Professor Ed Kelly and colleagues in the Division of Perceptual Studies at the School of Medicine envision collaborating with the center to study the brains of those engaged in deep meditation and other altered states of consciousness. Kelly's team can measure the brain's electrical activity and blood flow changes with two types of state-of-the art imaging equipment.

"U.Va. has had, for a number of years, remarkable expertise in different sectors," Paul Jones said. "What we need now are threads to tie them together and weave them into a greater whole. Our goal with this gift is to enable the Contemplative Sciences Center to function as an integrative force that pulls together disparate parts of the University."

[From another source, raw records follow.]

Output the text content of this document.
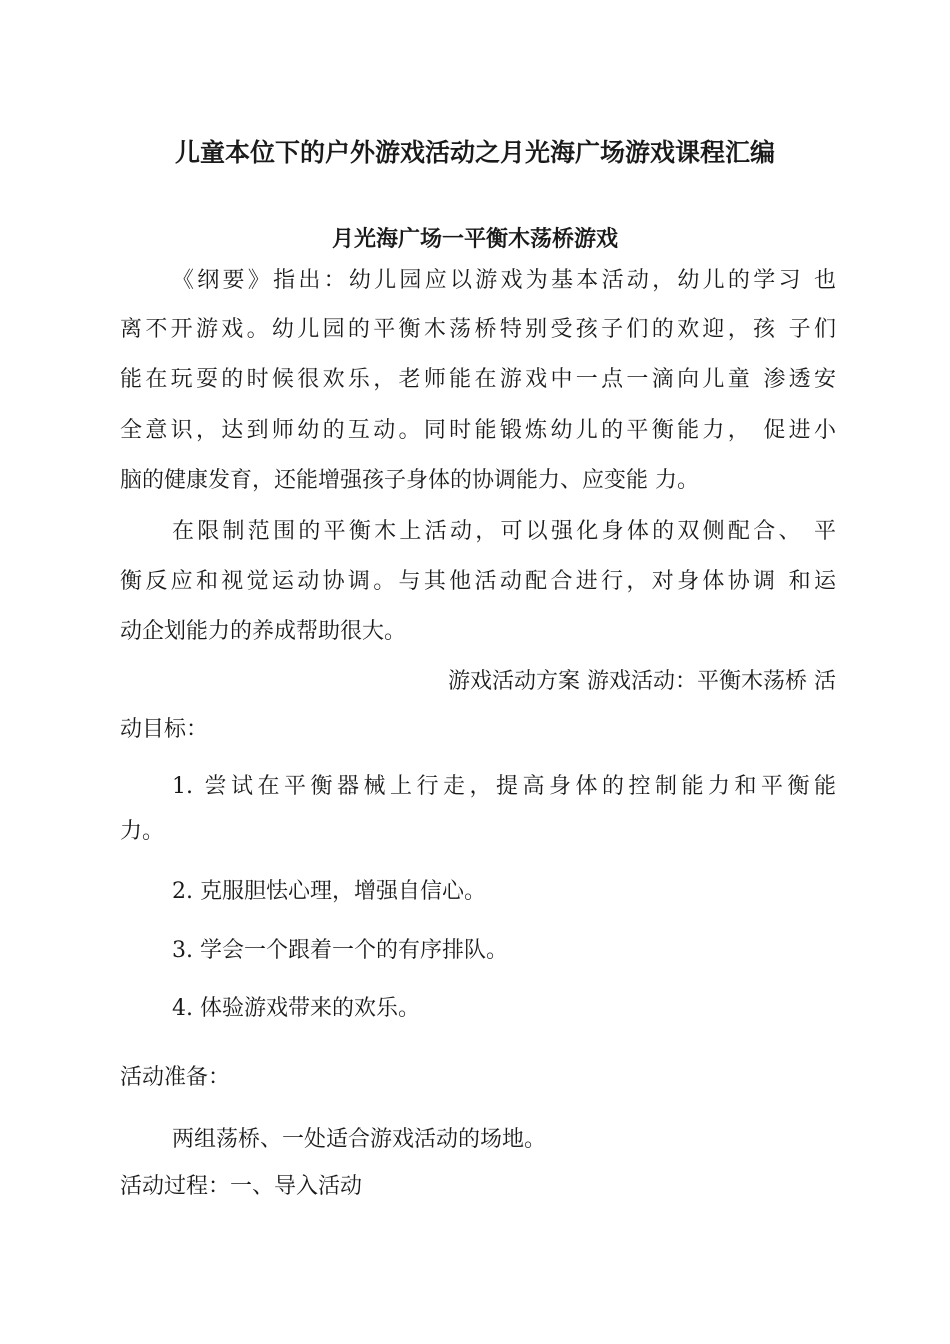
儿童本位下的户外游戏活动之月光海广场游戏课程汇编
月光海广场一平衡木荡桥游戏

《纲要》指出：幼儿园应以游戏为基本活动，幼儿的学习 也

离不开游戏。幼儿园的平衡木荡桥特别受孩子们的欢迎，孩 子们

能在玩耍的时候很欢乐，老师能在游戏中一点一滴向儿童 渗透安

全意识，达到师幼的互动。同时能锻炼幼儿的平衡能力， 促进小

脑的健康发育，还能增强孩子身体的协调能力、应变能 力。

在限制范围的平衡木上活动，可以强化身体的双侧配合、 平

衡反应和视觉运动协调。与其他活动配合进行，对身体协调 和运

动企划能力的养成帮助很大。

游戏活动方案 游戏活动：平衡木荡桥 活

动目标：

1. 尝试在平衡器械上行走，提高身体的控制能力和平衡能

力。

2. 克服胆怯心理，增强自信心。

3. 学会一个跟着一个的有序排队。

4. 体验游戏带来的欢乐。

活动准备：

两组荡桥、一处适合游戏活动的场地。

活动过程：一、导入活动
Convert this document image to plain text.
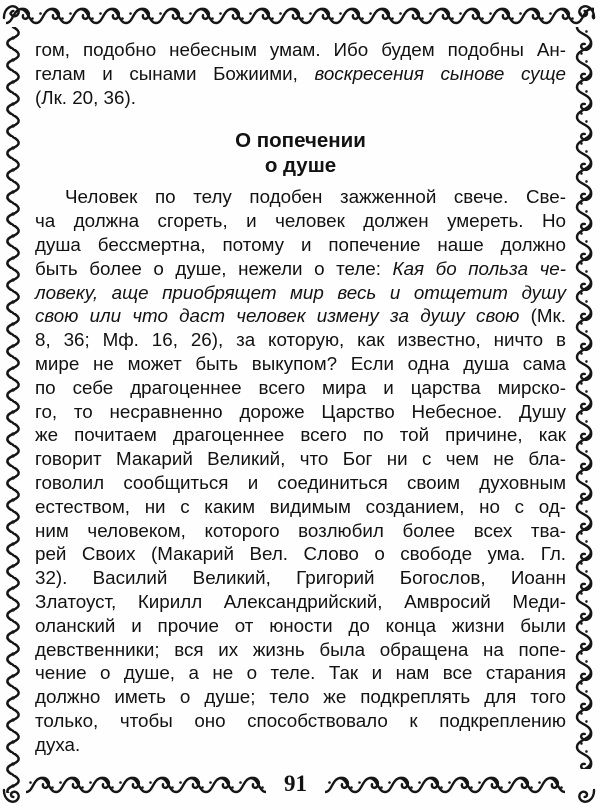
91
гом, подобно небесным умам. Ибо будем подобны Ан-
гелам и сынами Божиими, воскресения сынове суще
(Лк. 20, 36).
О попечении
о душе
Человек по телу подобен зажженной свече. Све-
ча должна сгореть, и человек должен умереть. Но
душа бессмертна, потому и попечение наше должно
быть более о душе, нежели о теле: Кая бо польза че-
ловеку, аще приобрящет мир весь и отщетит душу
свою или что даст человек измену за душу свою (Мк.
8, 36; Мф. 16, 26), за которую, как известно, ничто в
мире не может быть выкупом? Если одна душа сама
по себе драгоценнее всего мира и царства мирско-
го, то несравненно дороже Царство Небесное. Душу
же почитаем драгоценнее всего по той причине, как
говорит Макарий Великий, что Бог ни с чем не бла-
говолил сообщиться и соединиться своим духовным
естеством, ни с каким видимым созданием, но с од-
ним человеком, которого возлюбил более всех тва-
рей Своих (Макарий Вел. Слово о свободе ума. Гл.
32). Василий Великий, Григорий Богослов, Иоанн
Златоуст, Кирилл Александрийский, Амвросий Меди-
оланский и прочие от юности до конца жизни были
девственники; вся их жизнь была обращена на попе-
чение о душе, а не о теле. Так и нам все старания
должно иметь о душе; тело же подкреплять для того
только, чтобы оно способствовало к подкреплению
духа.
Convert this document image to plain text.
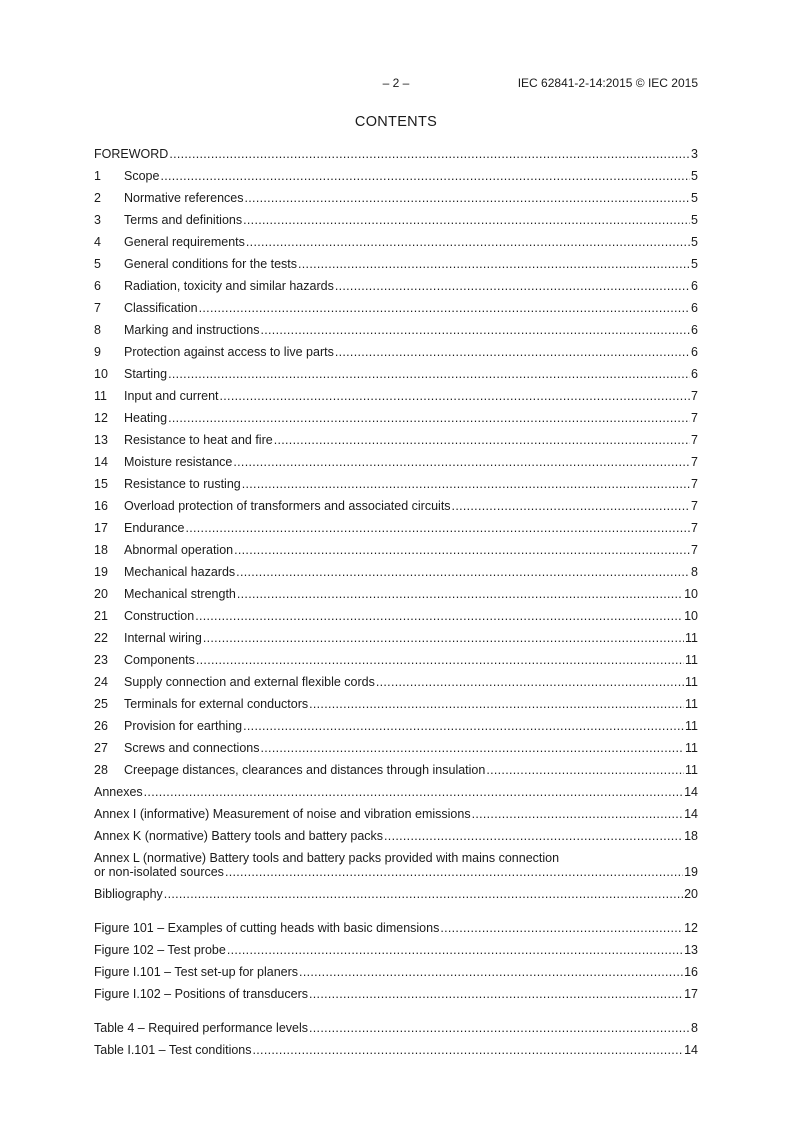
– 2 –	IEC 62841-2-14:2015 © IEC 2015
CONTENTS
FOREWORD .....	3
1	Scope .....	5
2	Normative references .....	5
3	Terms and definitions .....	5
4	General requirements .....	5
5	General conditions for the tests .....	5
6	Radiation, toxicity and similar hazards .....	6
7	Classification .....	6
8	Marking and instructions .....	6
9	Protection against access to live parts .....	6
10	Starting .....	6
11	Input and current .....	7
12	Heating .....	7
13	Resistance to heat and fire .....	7
14	Moisture resistance .....	7
15	Resistance to rusting .....	7
16	Overload protection of transformers and associated circuits .....	7
17	Endurance .....	7
18	Abnormal operation .....	7
19	Mechanical hazards .....	8
20	Mechanical strength .....	10
21	Construction .....	10
22	Internal wiring .....	11
23	Components .....	11
24	Supply connection and external flexible cords .....	11
25	Terminals for external conductors .....	11
26	Provision for earthing .....	11
27	Screws and connections .....	11
28	Creepage distances, clearances and distances through insulation .....	11
Annexes .....	14
Annex I (informative) Measurement of noise and vibration emissions .....	14
Annex K (normative) Battery tools and battery packs .....	18
Annex L (normative) Battery tools and battery packs provided with mains connection
or non-isolated sources .....	19
Bibliography .....	20
Figure 101 – Examples of cutting heads with basic dimensions .....	12
Figure 102 – Test probe .....	13
Figure I.101 – Test set-up for planers .....	16
Figure I.102 – Positions of transducers .....	17
Table 4 – Required performance levels .....	8
Table I.101 – Test conditions .....	14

The center plans to offer an innovative – and perhaps unprecedented – combination of diverse programs that integrate contemplation and yoga into a major research university, Germano said. The center will focus on providing basic and applied research, curricular programs and practical applications to real-life situations.

The nursing and education schools both plan to partner with the center to study how contemplative practices could help nurses and teachers be more effective and resilient.

Like the practice of top athletes using visualization or breathing exercises to empty the mind of distractions and enhance performance, the center aims to distill key kernels of contemplative practice traditions that have demonstrated benefits, and teach those kernels as portable and modular life skills, Germano said. Building on existing meditation, yoga and mindfulness classes offered by the Medical School's Mindfulness Center and Intramural-Recreational Sports, "the center will try to increase mainstream awareness about the potential benefits of training your mind and body," Germano said. "Hopefully, like drops in the ocean, this training can lead people to greater reflexivity, greater understanding, greater caring, greater efficiency and greater insight."

"At this juncture," Sonia Jones said, "our educational system needs to consider new ideas and practices for the mind and body that can complement its traditional valuation of critical thought and debate. We think contemplative and yogic traditions offer transformative possibilities in this regard, and hope that our gift will enable U.Va. to engage in an extraordinary experiment aimed at reassessing learning and well-being in relationship to these traditions."

The Joneses' initial inspiration for funding the center came as a result of their devotion to their Ashtanga yoga teacher, Sri K. Pattabhi Jois, and a desire to honor his life and legacy, she said.

The Joneses added that, in the next five to 10 years, they would like to see U.Va. emerge as the world's center of thinking about how higher education, and society at large, can be transformed by contemplative and yogic practices, ideas and values.

In its inaugural year, the center plans to offer courses from yoga and contemplation instructors, host a "contemplative-in-residence" and award research funding. The center also plans to host an annual contemplative summit and a speaker series.

Germano said that in his 20-plus years at the University, he has never been involved with an initiative that has received such a positive response.

U.Va. President Teresa A. Sullivan expressed the University's gratitude for the Joneses' gift. "This new center will serve as a focal point for interdisciplinary initiatives that can bridge schools and departments," she said. "It will be an academic center for teaching, research, social engagement and practice as they relate to all facets of the contemplative sciences."

A national search for the center’s coordinating director is ongoing, with an appointment expected soon. The center's official launch will take place in October.